We’ve all been there: Excited to buy the latest version of something – a video game system, a mobile device, whatever – and then, someone goes and points out that you haven’t even finished with the previous version you purchased. If you think that kind of embarrassment is limited to people, however, think again: Verizon has just learned otherwise, thanks to a rebuke from the Federal Communications Commission.
Verizon needs FCC approval to purchase $3.6 billion worth of Advanced Wireless Services (AWS) band spectrum from a group of cable companies after the deal raised anti-trust concerns from competitors. According to Verizon, the purchase will assist with “consumer demand for wireless services and bandwidth” – which is to say, it will help with the carrier’s 4G-LTE network – and the company is willing to sell off other bandwidth it currently owns in order to curry favor with those worried about the deal.
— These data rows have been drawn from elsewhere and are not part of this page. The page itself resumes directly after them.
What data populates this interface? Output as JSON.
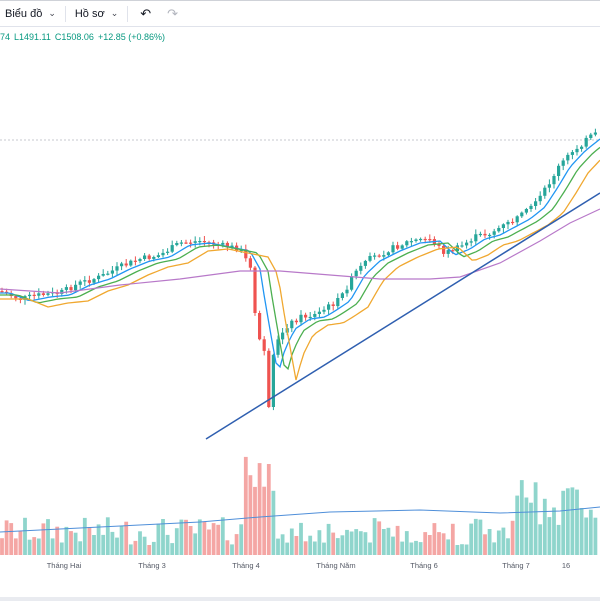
{
  "toolbar": {
    "chart_menu_label": "Biểu đồ",
    "profile_menu_label": "Hồ sơ",
    "undo_icon": "undo-icon",
    "redo_icon": "redo-icon"
  },
  "legend": {
    "open_partial": "74",
    "low": "L1491.11",
    "close": "C1508.06",
    "change": "+12.85 (+0.86%)"
  },
  "x_axis_labels": [
    "Tháng Hai",
    "Tháng 3",
    "Tháng 4",
    "Tháng Năm",
    "Tháng 6",
    "Tháng 7",
    "16"
  ],
  "colors": {
    "up": "#26a69a",
    "down": "#ef5350",
    "ma_fast": "#2196f3",
    "ma_mid": "#4caf50",
    "ma_orange": "#f0a830",
    "ma_slow": "#b879c9",
    "trendline": "#2f5fb0",
    "vol_up": "#8fd5cc",
    "vol_down": "#f4a6a4"
  },
  "chart_data": {
    "type": "candlestick",
    "title": "",
    "price_line": 1508.06
  }
}
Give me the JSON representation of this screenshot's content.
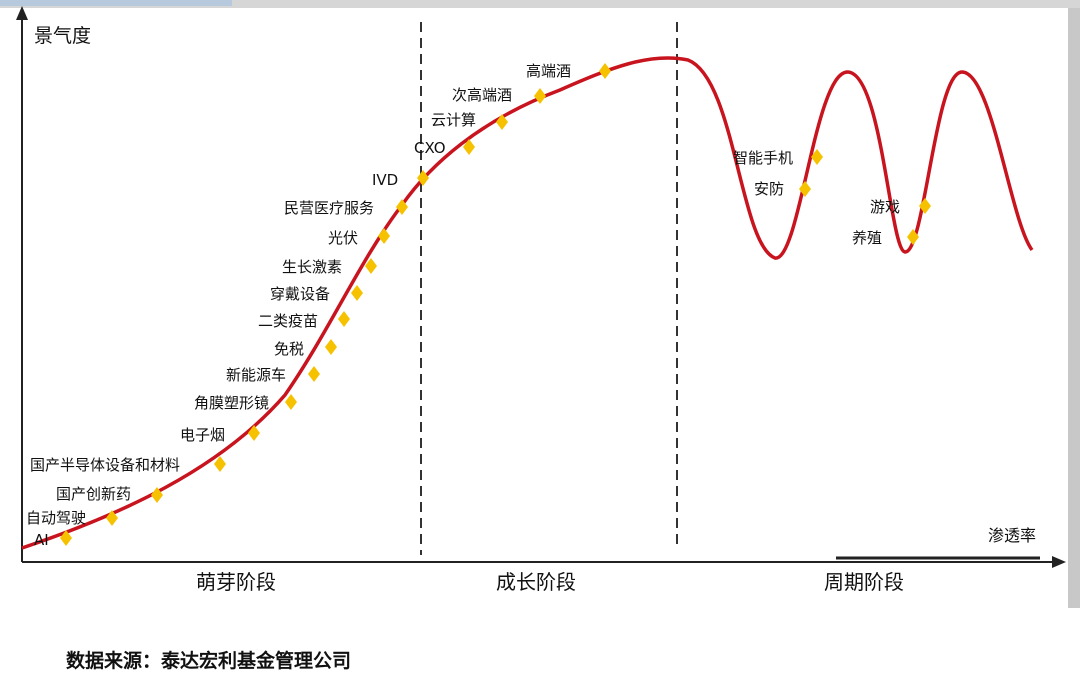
{
  "y_axis_label": "景气度",
  "x_axis_label": "渗透率",
  "stages": [
    "萌芽阶段",
    "成长阶段",
    "周期阶段"
  ],
  "industries": {
    "growth_curve": [
      "AI",
      "自动驾驶",
      "国产创新药",
      "国产半导体设备和材料",
      "电子烟",
      "角膜塑形镜",
      "新能源车",
      "免税",
      "二类疫苗",
      "穿戴设备",
      "生长激素",
      "光伏",
      "民营医疗服务",
      "IVD",
      "CXO",
      "云计算",
      "次高端酒",
      "高端酒"
    ],
    "cyclical": [
      "智能手机",
      "安防",
      "游戏",
      "养殖"
    ]
  },
  "colors": {
    "curve": "#c8141e",
    "marker": "#f6c200",
    "axis": "#222222",
    "divider": "#333333"
  },
  "source_note": "数据来源：泰达宏利基金管理公司"
}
That, sadly, may be at the root of the FCC’s concerns.
In a letter sent to the company’s VP and Deputy General Counsel, John Scott III, yesterday, Rick Kaplan, chief of the Wireless Telecommunications Bureau at the FCC requested additional information about the deal, specifically in regard to the bandwidth Verizon has offered to sell and quite why the company hasn’t managed to get around to actually using it four years after buying it. Despite the bandwidth licenses having been purchased in 2008, the FCC writes,
Verizon Wireless has not yet deployed service in the Lower 700 MHz band. In light of the fact that Lower 700 MHz A and B Block licenses are required to build out a specified portion of their licenses by June 2013 or face a reduction in their license term, what steps to date, if any, has Verizon Wireless taken to deploy mobile services using the Lower 700 MHz A or B Block licenses (either or both)? On what timetable has Verizon Wireless been planning to deploy mobile service in these Lower 700 MHz spectrum blocks?
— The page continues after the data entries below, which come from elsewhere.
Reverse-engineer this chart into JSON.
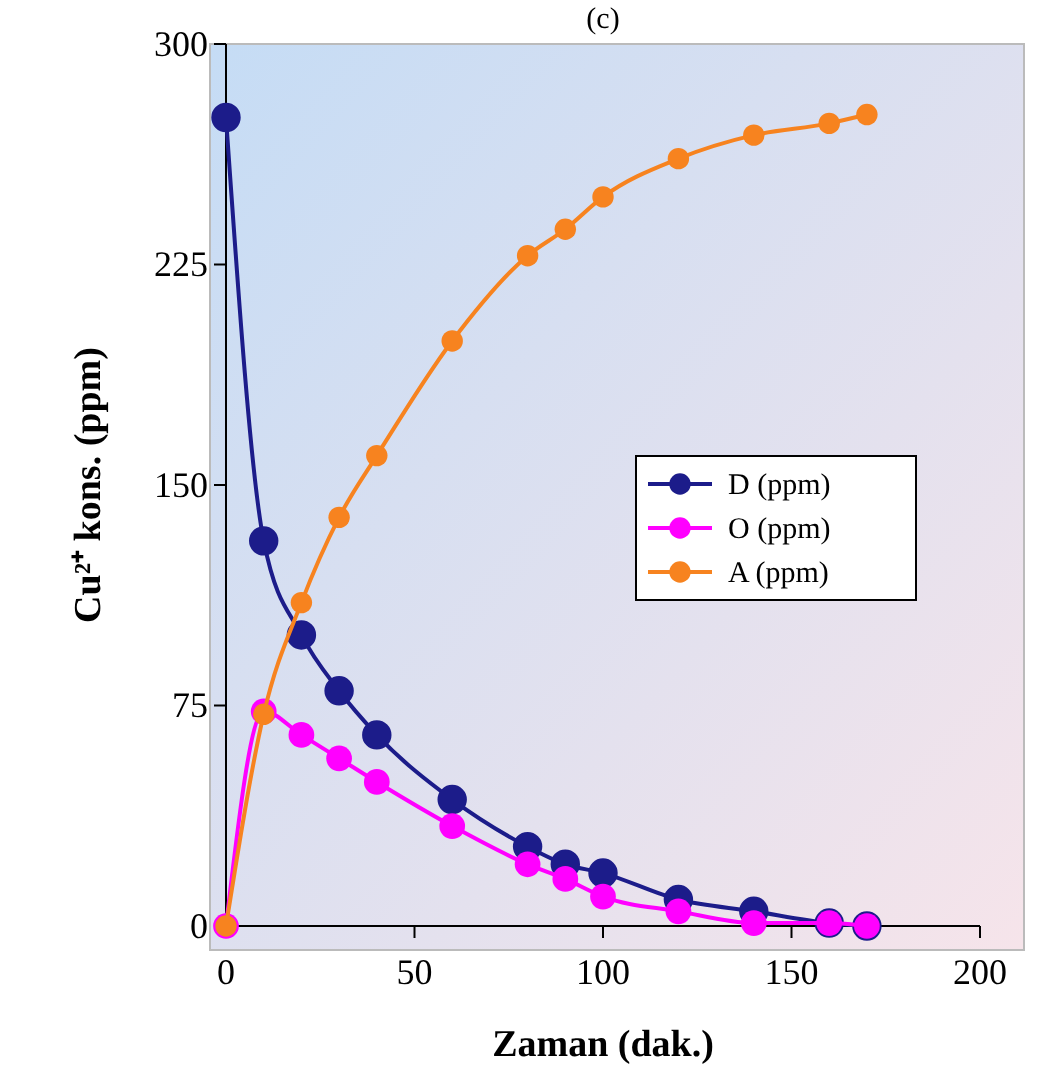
{
  "chart_data": {
    "type": "line",
    "title": "(c)",
    "xlabel": "Zaman (dak.)",
    "ylabel": "Cu²⁺ kons. (ppm)",
    "x": [
      0,
      10,
      20,
      30,
      40,
      60,
      80,
      90,
      100,
      120,
      140,
      160,
      170
    ],
    "series": [
      {
        "name": "D (ppm)",
        "color": "#1c1c8a",
        "values": [
          275,
          131,
          99,
          80,
          65,
          43,
          27,
          21,
          18,
          9,
          5,
          1,
          0
        ]
      },
      {
        "name": "O (ppm)",
        "color": "#ff00ff",
        "values": [
          0,
          73,
          65,
          57,
          49,
          34,
          21,
          16,
          10,
          5,
          1,
          1,
          0
        ]
      },
      {
        "name": "A (ppm)",
        "color": "#f7831f",
        "values": [
          0,
          72,
          110,
          139,
          160,
          199,
          228,
          237,
          248,
          261,
          269,
          273,
          276
        ]
      }
    ],
    "xlim": [
      0,
      200
    ],
    "xticks": [
      0,
      50,
      100,
      150,
      200
    ],
    "ylim": [
      0,
      300
    ],
    "yticks": [
      0,
      75,
      150,
      225,
      300
    ],
    "grid": false,
    "legend": "right",
    "marker": "circle",
    "line_style": "solid"
  }
}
The letter continues in the same vein, asking for what may be stopping Verizon from using the purchased bandwidth, asking for an explanation of “the relevance, if any” of the announced sale, as well as demanding a listing of what steps have been taken to date to assist in the sale. Despite the polite tone of the letter, Kaplan cuts to the heart of the matter when he asks “Would Verizon Wireless abandon its plans to sell the Lower 700 MHz licenses if the Commission does not consent to the sale of all of the AWS licenses at issue to Verizon Wireless?”
While the continual essay-style questions may be easily answered by Verizon, the letter is a clear sign that the FCC is taking an interest in this deal beyond a simple cursory glance, something that Verizon may have hoped to avoid.